请注意，仅当该网格单元中存在对象时，损失函数才会惩罚分类错误（因此，前面讨论的条件类概率）。此外，仅当该预测器对真值框“负责”时，它才会惩罚边界框坐标误差（即，该网格单元中任何预测器的 IOU 最高）。

We train the network for about 135 epochs on the training and validation data sets from PASCAL VOC 2007 and2012. When testing on 2012 we also include the VOC 2007 test data for training. Throughout training we use a batch size of 64, a momentum of 0.9 and a decay of 0.0005.

我们在 PASCAL VOC 2007 和 2012 的训练和验证数据集上对网络进行了约 135 个历元的训练。在VOC 2012上进行测试时，我们还使用 VOC 2007 测试数据进行训练。在整个训练过程中，我们使用的批次大小为 64，动量为 0.9，衰减为 0.0005。

Our learning rate schedule is as follows: For the first epochs we slowly raise the learning rate from $10^{−3}$ to $10^{−2}$ . If we start at a high learning rate our model often diverges due to unstable gradients. We continue training with $10^{−2}$ for 75 epochs, then $10^{−3}$ for 30 epochs, and finally $10^{−4}$ for 30 epochs.

我们的学习率时间表如下：对于第一个epoch，我们慢慢地将学习率从 $10^{-3}$ 提高到 $10^{-2}$ 。如果我们从高学习率开始，我们的模型经常会由于梯度不稳定而发散。我们继续用 $10^{-2}$ 训练 75 个时期，然后用 $10^{-3}$ 训练 30 个时期，最后用 $10^{-4}$ 训练 30 个时期。

To avoid overfitting we use dropout and extensive data augmentation. A dropout layer with rate = .5 after the first connected layer prevents co-adaptation between layers [18]. For data augmentation we introduce random scaling and translations of up to 20% of the original image size. We also randomly adjust the exposure and saturation of the image by up to a factor of 1.5 in the HSV color space.

为了避免过度拟合，我们使用丢弃和大量数据增强。
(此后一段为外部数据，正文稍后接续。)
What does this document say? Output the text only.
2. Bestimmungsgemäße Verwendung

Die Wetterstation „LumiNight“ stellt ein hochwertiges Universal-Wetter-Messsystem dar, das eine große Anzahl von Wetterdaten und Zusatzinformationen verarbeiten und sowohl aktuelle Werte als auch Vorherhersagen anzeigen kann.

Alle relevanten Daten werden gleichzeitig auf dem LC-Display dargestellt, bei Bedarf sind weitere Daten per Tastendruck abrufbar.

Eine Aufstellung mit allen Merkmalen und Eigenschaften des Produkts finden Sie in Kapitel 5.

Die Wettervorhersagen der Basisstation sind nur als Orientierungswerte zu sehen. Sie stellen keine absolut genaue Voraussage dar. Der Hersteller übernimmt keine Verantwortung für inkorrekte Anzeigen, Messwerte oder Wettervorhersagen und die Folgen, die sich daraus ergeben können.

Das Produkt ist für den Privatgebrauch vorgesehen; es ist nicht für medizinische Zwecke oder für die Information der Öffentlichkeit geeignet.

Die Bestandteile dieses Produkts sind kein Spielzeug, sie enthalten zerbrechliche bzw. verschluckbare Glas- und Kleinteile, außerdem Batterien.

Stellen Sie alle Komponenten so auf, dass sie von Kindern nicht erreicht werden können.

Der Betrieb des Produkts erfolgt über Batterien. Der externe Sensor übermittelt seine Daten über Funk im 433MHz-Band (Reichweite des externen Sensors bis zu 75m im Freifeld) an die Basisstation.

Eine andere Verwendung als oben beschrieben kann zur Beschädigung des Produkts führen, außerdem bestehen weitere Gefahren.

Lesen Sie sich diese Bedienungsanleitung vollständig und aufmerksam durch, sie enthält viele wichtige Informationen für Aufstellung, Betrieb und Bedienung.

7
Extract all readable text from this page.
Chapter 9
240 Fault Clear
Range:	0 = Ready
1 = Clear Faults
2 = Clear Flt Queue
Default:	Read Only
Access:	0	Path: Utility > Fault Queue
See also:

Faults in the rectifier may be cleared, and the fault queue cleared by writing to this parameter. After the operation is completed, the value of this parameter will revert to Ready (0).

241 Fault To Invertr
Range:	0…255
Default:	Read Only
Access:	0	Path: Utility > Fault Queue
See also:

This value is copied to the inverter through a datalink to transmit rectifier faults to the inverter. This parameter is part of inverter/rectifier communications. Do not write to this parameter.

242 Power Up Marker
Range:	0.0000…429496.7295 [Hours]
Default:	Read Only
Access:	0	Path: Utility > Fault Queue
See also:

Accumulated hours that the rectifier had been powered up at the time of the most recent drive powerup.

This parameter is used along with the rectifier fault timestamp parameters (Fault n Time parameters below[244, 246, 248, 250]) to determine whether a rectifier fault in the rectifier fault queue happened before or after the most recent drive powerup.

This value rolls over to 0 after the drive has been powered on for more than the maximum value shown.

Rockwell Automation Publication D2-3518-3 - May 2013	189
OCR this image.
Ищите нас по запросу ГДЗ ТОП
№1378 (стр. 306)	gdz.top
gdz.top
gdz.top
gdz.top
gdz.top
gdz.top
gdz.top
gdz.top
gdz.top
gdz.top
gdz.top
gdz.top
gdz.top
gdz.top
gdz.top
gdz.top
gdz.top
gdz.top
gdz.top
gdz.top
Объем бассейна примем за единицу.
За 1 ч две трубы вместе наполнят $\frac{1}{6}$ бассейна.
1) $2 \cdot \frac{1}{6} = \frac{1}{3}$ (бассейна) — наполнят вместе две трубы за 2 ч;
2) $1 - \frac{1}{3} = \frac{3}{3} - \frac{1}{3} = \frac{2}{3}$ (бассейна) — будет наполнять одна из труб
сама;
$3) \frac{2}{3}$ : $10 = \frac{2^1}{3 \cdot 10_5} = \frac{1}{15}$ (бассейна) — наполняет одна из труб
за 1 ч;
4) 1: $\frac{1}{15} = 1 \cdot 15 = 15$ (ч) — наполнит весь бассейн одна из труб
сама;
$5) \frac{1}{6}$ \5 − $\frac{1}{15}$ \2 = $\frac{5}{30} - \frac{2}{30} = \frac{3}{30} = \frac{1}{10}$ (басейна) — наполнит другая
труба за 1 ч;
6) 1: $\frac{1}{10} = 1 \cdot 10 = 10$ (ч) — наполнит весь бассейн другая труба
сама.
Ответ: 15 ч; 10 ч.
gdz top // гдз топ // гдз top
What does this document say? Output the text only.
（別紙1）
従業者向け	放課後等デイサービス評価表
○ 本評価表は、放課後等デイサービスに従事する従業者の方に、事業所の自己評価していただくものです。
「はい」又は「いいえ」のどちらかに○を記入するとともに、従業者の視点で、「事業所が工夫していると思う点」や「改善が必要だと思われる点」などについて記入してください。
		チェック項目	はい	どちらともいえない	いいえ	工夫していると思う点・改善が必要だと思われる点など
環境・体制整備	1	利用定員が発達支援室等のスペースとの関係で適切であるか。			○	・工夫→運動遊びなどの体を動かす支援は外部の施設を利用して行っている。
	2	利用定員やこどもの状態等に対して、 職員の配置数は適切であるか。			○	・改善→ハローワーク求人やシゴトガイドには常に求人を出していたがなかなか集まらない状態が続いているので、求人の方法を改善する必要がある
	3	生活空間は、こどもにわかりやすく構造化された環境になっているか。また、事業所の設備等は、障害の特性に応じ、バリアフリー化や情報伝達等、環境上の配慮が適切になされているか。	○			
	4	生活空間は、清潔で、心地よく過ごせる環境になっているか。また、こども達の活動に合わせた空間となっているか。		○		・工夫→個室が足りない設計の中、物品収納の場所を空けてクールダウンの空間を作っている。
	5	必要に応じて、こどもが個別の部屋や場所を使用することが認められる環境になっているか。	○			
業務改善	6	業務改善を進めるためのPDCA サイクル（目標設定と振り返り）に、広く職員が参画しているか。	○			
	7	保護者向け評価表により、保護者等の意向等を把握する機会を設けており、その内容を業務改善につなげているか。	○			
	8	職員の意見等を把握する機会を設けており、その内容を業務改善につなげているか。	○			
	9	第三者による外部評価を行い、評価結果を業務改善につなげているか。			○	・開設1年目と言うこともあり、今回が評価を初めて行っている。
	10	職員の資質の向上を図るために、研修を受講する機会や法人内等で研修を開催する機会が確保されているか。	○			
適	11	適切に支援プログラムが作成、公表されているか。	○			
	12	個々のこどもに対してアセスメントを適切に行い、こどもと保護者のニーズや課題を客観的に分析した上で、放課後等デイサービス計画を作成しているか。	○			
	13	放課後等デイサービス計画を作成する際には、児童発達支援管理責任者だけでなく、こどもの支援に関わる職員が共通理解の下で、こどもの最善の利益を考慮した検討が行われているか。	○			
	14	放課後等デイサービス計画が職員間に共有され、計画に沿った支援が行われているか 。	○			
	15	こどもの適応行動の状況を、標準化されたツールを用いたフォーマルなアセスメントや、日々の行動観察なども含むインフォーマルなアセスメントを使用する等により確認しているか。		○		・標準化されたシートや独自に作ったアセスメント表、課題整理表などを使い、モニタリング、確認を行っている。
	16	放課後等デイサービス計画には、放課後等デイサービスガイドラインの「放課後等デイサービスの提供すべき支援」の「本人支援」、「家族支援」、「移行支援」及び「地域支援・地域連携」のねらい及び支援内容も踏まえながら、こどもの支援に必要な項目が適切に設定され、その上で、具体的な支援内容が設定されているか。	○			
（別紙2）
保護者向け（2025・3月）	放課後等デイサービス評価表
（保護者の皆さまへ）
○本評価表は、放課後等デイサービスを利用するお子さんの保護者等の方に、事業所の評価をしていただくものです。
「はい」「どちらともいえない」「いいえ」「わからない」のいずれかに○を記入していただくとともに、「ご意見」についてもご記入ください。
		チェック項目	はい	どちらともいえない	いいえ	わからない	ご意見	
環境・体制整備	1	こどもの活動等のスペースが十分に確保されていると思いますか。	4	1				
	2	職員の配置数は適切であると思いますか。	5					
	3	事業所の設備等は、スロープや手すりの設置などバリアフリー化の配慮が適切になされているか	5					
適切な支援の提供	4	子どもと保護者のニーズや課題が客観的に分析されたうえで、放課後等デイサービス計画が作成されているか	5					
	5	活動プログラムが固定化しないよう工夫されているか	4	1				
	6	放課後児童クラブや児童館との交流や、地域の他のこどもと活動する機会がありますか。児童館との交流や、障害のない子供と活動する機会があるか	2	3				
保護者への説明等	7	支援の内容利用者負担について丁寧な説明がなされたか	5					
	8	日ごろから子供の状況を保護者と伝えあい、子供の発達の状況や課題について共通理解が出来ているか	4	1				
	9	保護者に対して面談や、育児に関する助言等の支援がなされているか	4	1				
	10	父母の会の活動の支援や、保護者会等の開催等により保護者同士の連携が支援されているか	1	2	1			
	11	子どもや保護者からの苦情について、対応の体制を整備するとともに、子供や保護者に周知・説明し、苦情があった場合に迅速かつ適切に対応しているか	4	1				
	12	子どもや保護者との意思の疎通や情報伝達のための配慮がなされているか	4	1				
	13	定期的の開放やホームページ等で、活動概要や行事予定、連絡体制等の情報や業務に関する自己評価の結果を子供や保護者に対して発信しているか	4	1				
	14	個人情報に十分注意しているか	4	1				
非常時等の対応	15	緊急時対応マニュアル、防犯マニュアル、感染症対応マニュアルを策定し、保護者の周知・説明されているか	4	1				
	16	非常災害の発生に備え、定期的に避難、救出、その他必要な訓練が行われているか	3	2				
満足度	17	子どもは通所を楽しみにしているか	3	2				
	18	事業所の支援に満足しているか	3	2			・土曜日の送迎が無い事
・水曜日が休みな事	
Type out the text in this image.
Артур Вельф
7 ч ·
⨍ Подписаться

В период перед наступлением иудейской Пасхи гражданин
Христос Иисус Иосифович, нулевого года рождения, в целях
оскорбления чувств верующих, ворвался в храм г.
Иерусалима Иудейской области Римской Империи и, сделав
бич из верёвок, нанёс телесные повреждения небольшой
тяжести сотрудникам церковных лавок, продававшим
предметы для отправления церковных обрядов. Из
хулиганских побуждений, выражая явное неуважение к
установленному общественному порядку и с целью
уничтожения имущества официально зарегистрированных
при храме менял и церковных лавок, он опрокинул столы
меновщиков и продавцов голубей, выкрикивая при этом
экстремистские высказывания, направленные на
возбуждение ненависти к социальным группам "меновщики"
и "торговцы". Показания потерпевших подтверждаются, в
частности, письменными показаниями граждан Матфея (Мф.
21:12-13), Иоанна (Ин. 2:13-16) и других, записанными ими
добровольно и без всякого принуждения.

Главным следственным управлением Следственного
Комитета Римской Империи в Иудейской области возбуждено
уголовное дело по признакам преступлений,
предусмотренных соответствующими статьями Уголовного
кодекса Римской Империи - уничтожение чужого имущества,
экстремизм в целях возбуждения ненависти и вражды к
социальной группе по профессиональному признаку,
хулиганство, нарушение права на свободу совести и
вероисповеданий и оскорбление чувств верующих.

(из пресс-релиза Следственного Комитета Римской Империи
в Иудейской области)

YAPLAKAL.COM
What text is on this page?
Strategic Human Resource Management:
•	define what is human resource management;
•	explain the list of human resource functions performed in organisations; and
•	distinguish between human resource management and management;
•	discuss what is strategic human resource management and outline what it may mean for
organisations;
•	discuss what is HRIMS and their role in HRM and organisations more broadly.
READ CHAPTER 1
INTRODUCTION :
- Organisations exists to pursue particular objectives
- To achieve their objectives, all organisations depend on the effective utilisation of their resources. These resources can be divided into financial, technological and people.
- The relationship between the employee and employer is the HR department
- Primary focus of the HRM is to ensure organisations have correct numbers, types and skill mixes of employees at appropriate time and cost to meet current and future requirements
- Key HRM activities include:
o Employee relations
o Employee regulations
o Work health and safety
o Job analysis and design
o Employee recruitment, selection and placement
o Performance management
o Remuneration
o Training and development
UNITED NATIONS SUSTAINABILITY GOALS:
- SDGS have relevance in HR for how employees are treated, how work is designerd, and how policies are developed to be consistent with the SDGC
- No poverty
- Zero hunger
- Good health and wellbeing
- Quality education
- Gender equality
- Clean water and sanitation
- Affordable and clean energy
在第一连接层之后，rate = 0.5 的dropout layer阻止了层之间的协同适应 [18]。在数据增强方面，我们引入了随机缩放和平移，最高可达原始图像大小的 20%。我们还在 HSV 色彩空间中随机调整图像的曝光和饱和度，最高可达 1.5 倍。

2.3 Inference

Just like in training, predicting detections for a test image only requires one network evaluation. On PASCAL VOC the network predicts 98 bounding boxes per image and class probabilities for each box. YOLO is extremely fast at test time since it only requires a single network evaluation, unlike classifier-based methods.

就像在训练中一样，预测测试图像的检测只需要一次网络评估。在 PASCAL VOC 上，该网络预测每张图像 98 个边界框，并预测每个框的类别概率。YOLO在测试时速度极快，因为它只需要一个网络评估，这与基于分类器的方法不同。

The grid design enforces spatial diversity in the bounding box predictions. Often it is clear which grid cell an object falls in to and the network only predicts one box for
each object. However, some large objects or objects near the border of multiple cells can be well localized by multiple cells. Non-maximal suppression can be used to fix these multiple detections. While not critical to performance as it is for R-CNN or DPM, non-maximal suppression adds 2-3% in mAP.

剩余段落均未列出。